İzmir Savaş Karşıtları Derneği'nin Feshini Teklif Ediyoruz

“İzmir Savaş Karşıtları Derneği’nin feshini teklif ediyoruz”

Değerli üyeler,

İzmir Savaş Karşıtları Derneği 25 Şubat 1994’te şu amaçla kurulmuştu: “Savaşa, militarizme ve ırkçılığa karşı mücadele etmek; bu konuda duyarlı olan insanları biraraya getirmek, aralarında dayanışmayı sağlamak ve ortak mücadelenin çatısı olmak; egemen olan ırkçı, militarist kültürün yerine alternatif, barışçı ve özgürlükçü yeni bir kültürün yaratılmasına katkıda bulunmak.” Bizi birbirimize bağlayan bu amaç veya amaçlar bütünü, hatırlatmak gerekirse, ilk olarak, 1992 yılında yine İzmir’de kurulmuş olan, fakat bir yıl sonra İzmir Valiliği tarafından kapatılan bir başka derneğin, yerelliğe vurgu yapan bir değişiklik ile ismini devralmış olduğumuz Savaş Karşıtları Derneği’nin bünyesinde tanımlanmıştı. Derneğimizin tarihi, bu bakımdan ele alındığında, resmî kuruluşundan biraz daha geriye uzanmakta ve yaklaşık 10 yıllık bir süreci kapsamaktadır.

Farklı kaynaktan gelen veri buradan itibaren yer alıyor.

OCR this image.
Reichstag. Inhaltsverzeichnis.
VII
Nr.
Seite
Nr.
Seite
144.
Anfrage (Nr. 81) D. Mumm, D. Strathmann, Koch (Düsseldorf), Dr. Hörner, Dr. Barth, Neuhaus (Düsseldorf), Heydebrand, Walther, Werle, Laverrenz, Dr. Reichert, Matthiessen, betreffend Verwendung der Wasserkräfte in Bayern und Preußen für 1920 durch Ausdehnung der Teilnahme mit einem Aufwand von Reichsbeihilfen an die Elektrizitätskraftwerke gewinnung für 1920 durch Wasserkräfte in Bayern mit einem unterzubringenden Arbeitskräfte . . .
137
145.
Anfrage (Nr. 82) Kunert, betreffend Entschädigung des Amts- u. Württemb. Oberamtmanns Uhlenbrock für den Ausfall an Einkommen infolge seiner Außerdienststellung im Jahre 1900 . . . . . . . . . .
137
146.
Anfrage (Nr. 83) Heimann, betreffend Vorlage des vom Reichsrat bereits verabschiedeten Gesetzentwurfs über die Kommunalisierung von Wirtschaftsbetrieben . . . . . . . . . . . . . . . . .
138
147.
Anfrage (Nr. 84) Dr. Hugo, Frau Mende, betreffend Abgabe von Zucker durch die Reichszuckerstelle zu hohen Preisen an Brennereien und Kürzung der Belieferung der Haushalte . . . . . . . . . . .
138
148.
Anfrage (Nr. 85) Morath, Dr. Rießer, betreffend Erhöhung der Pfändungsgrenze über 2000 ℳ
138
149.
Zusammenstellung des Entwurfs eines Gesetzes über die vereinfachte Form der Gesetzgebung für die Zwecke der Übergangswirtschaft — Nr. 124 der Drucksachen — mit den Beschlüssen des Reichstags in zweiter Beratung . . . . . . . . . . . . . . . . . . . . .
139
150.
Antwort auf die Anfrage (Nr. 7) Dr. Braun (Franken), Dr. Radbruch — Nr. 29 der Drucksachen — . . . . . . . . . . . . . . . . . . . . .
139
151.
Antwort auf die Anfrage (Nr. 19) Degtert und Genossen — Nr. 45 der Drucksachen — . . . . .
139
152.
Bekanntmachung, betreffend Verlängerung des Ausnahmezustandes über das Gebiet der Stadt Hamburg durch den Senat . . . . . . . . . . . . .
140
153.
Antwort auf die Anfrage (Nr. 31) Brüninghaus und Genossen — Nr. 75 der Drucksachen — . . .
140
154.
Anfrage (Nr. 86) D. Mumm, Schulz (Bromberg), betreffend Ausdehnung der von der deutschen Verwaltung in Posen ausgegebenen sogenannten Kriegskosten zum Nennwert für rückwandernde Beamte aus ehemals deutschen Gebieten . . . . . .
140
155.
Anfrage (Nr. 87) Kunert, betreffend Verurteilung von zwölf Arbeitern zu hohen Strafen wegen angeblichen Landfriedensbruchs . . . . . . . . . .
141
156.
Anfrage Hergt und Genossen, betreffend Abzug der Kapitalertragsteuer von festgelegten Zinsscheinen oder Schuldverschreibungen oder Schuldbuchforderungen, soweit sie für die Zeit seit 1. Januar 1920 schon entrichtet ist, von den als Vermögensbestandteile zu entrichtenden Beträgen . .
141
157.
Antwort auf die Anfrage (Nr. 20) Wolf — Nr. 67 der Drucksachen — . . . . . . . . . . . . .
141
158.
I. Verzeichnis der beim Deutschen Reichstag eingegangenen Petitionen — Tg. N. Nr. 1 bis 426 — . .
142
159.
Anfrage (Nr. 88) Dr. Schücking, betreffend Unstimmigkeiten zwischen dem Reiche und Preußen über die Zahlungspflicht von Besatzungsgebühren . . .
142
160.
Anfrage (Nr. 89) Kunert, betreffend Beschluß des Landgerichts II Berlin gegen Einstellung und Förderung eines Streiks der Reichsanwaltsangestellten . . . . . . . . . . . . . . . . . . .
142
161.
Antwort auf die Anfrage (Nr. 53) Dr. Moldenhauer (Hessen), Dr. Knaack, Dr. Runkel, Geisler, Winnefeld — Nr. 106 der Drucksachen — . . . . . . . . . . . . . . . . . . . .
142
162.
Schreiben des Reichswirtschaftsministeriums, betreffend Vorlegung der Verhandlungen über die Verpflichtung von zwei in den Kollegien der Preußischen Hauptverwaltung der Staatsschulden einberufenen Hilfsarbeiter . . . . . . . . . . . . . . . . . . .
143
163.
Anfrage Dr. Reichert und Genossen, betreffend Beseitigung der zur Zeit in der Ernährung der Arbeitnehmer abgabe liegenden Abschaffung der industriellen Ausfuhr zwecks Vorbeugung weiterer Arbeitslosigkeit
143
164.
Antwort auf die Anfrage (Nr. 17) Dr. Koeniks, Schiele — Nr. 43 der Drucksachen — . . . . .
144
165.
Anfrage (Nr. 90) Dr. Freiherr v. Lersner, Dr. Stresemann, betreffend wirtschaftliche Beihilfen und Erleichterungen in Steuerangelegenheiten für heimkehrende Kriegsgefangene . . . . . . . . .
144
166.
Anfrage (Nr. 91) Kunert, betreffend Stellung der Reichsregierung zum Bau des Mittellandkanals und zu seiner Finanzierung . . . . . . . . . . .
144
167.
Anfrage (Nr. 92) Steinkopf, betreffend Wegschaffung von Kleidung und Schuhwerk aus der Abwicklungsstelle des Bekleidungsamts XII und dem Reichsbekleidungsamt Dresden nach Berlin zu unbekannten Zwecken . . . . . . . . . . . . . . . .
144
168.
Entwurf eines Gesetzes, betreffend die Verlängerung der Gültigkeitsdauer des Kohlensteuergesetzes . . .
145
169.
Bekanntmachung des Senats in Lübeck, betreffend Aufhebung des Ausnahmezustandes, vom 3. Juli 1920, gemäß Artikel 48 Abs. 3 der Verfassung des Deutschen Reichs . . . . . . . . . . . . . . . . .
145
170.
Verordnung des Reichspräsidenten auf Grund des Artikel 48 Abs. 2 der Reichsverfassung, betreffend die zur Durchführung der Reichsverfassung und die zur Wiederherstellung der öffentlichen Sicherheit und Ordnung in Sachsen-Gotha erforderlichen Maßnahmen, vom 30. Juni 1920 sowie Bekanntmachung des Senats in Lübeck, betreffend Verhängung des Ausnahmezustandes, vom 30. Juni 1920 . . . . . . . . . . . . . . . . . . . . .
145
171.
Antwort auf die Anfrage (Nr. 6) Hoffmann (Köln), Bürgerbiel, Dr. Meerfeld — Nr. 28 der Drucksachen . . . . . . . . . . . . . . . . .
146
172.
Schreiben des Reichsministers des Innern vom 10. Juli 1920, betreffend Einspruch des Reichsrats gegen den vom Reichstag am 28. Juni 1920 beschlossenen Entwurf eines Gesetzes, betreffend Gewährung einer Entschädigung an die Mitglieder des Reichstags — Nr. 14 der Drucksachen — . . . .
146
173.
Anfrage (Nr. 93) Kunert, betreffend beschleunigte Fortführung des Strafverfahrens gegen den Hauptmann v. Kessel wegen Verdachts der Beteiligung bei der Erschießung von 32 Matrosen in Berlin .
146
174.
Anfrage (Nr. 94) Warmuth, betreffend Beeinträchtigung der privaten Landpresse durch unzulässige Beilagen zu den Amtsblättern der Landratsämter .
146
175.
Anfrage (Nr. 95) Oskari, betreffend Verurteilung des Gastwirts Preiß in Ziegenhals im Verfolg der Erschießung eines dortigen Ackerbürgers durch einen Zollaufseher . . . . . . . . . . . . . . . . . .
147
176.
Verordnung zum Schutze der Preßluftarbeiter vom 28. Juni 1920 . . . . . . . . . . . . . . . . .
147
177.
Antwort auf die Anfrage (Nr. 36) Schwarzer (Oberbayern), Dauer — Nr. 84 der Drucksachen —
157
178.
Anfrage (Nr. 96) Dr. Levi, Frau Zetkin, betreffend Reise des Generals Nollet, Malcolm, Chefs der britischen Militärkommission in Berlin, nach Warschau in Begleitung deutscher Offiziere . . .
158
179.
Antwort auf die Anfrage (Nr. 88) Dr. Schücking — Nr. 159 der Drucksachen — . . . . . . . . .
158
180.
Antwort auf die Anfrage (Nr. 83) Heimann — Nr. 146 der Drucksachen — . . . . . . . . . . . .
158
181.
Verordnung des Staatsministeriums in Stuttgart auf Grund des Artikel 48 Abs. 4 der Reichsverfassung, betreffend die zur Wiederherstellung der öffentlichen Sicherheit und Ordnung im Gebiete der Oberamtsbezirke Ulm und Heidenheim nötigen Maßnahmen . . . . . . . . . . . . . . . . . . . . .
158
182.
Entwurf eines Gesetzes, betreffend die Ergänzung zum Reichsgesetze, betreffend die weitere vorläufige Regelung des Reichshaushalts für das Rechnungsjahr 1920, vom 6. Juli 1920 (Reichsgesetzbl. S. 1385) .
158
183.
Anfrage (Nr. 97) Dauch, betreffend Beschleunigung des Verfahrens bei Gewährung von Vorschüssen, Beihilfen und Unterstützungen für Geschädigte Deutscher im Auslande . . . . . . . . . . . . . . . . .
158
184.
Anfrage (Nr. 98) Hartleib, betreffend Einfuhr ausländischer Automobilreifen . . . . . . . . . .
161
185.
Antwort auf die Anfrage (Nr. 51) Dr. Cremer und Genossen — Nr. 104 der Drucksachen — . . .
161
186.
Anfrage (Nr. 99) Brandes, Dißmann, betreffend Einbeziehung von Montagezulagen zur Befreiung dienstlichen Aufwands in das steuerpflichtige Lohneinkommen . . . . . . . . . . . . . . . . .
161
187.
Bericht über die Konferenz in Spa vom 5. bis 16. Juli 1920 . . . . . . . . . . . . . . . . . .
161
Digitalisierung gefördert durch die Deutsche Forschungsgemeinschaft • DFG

Biz aşağıda imzası olanlar, bu 10 yılın sonunda, bugün, derneğin ‘genel kurul kararıyla feshi’ni teklif edeceğiz. Bunun nedeni, hiç kuşkusuz, derneğin amaçlarına ulaşmış olması değil. Aksine, geride bıraktığımız yıllar dünyaya daha fazla adaletsizlik, daha fazla şiddet, daha fazla acı ve yıkım getirdi. Üstelik tam da içinde bulunduğumuz şu günlerde, dünyanın çeşitli yerlerinde devam eden çatışmaların yanısıra, ABD militarizminin saldırganlığına tanık oluyoruz. Bu saldırganlığın ne kadar devam edeceğini ve ne tür kalıcı sonuçlara yol açacağını hiç kimse bilmiyor. Yani savaş karşıtı mücadeleyi gerekli kılan nesnel koşullar, zayıflamak bir yana, giderek güçleniyor; bu çok açık.

Yine de, bizi, derneğin feshini teklif etmeye yönelten temel bir neden var. Derneğin, kendisini olduğu şey yapan, ona özgün bir karakter veren kurucu ilke ve amaçları taşıma kapasitesini yitirmiş olduğunu düşünüyoruz. Burada, neden böyle düşündüğümüzü anlatarak, derneğin içinde bulunduğu duruma ilişkin bir değerlendirme yapacağız. Bu değerlendirme, ‘genel kurul kararıyla fesih’ teklifinin gerekçelendirilmesi olarak anlaşılmalıdır; söz konusu gerekçelerin haklılığı konusundaki nihai kararı ise elbette siz vereceksiniz.

O halde, önce şu soruyu ele alalım: Derneğin kurucu ilke ve amaçları nelerdi? Başka bir deyişle, derneğin, ifade etmek için kurulduğu, taşıyıcısı ve savunucusu olmak istediği ‘söz’ neydi?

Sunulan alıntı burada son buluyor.